15. Wenn ja: Wieso werden seitens Ihres Ressorts keine entsprechenden Sperren technisch vorgesehen, die diese Doppelsubventionierung ausschließen?
16. Trifft es zu, dass es gesetzlich keine Pflicht der Unternehmen gibt, in den Lohnzetteln ihrer ArbeitnehmerInnen die Sachbezüge – wie zB Firmenwagen – extra auszuweisen?
17. Wenn ja: Was werden Sie bis wann unternehmen, um dies zu ändern und so den Grundstein für mehr Transparenz und Steuergerechtigkeit in diesem Bereich zu legen?
18. Falls Sie keine Absichten im Sinn von Frage 16 und 17 haben sollten: Durch welche anderen Maßnahmen könnte Transparenz und Steuergerechtigkeit in diesem Bereich wirksam erhöht werden?

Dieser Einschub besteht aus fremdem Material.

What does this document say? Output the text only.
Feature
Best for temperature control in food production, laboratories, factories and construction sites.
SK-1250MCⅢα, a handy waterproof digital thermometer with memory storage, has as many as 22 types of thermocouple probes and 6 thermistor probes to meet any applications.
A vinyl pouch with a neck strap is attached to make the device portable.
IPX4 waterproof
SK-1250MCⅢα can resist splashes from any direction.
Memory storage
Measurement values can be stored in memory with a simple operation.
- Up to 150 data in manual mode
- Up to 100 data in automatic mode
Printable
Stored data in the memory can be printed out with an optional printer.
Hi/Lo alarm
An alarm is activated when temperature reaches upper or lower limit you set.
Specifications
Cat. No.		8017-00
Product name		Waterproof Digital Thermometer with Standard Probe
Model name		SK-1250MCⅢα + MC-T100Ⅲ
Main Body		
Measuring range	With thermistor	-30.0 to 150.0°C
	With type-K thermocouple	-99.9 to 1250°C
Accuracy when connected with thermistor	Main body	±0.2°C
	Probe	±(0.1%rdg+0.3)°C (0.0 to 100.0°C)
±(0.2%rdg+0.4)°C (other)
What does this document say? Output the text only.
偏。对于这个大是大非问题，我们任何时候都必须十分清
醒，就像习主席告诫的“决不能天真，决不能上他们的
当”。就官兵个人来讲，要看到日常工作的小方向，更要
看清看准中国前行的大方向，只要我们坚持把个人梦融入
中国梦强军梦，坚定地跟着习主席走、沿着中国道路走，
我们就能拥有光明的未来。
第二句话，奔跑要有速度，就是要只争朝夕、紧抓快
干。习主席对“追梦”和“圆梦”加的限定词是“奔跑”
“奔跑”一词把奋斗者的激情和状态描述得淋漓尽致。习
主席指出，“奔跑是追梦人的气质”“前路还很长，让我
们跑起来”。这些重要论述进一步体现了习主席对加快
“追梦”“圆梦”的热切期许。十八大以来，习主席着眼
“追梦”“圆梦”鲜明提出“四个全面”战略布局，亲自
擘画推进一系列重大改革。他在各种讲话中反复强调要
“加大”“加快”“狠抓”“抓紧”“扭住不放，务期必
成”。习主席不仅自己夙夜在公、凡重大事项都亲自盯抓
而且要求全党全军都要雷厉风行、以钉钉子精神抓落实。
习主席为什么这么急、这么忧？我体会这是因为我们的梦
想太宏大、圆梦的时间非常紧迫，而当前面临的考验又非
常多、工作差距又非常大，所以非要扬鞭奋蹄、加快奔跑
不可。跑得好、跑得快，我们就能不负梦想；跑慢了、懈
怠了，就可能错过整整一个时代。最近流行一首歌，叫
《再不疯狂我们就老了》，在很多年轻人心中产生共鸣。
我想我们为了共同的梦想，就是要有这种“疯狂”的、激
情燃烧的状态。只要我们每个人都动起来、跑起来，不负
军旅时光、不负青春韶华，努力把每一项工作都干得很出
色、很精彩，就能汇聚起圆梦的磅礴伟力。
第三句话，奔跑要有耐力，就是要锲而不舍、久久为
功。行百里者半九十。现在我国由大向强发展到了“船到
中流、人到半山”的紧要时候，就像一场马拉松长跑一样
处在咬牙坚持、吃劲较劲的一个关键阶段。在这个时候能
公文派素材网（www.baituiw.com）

19. Trifft es zu, dass ArbeitnehmerInnen ein Pendlerpauschale in Anspruch nehmen können, auch wenn sie über einen Firmenwagen verfügen und real keine oder reduzierte Kosten fürs Pendeln erwachsen?
20. Wenn nein: Wie wird dies seitens der Finanzbehörden verlässlich ausgeschlossen?
21. Wenn ja: Wie erklären Sie diese Doppelsubventionierung und welchen finanziellen Umfang hat diese?
22. Wenn ja: Wieso werden seitens Ihres Ressorts keine entsprechenden Sperren technisch vorgesehen, die diese Doppelsubventionierung ausschließen?
23. Was werden Sie konkret bis wann unternehmen, um die steuerliche Behandlung von Firmenwagen
a) verteilungspolitisch
b) ökologisch
treffsicherer zu gestalten?
24. Welche Untersuchungen zu den in Frage 23 angesprochenen Herausforderungen haben Sie wann in Auftrag gegeben und welche Ergebnisse haben diese erbracht?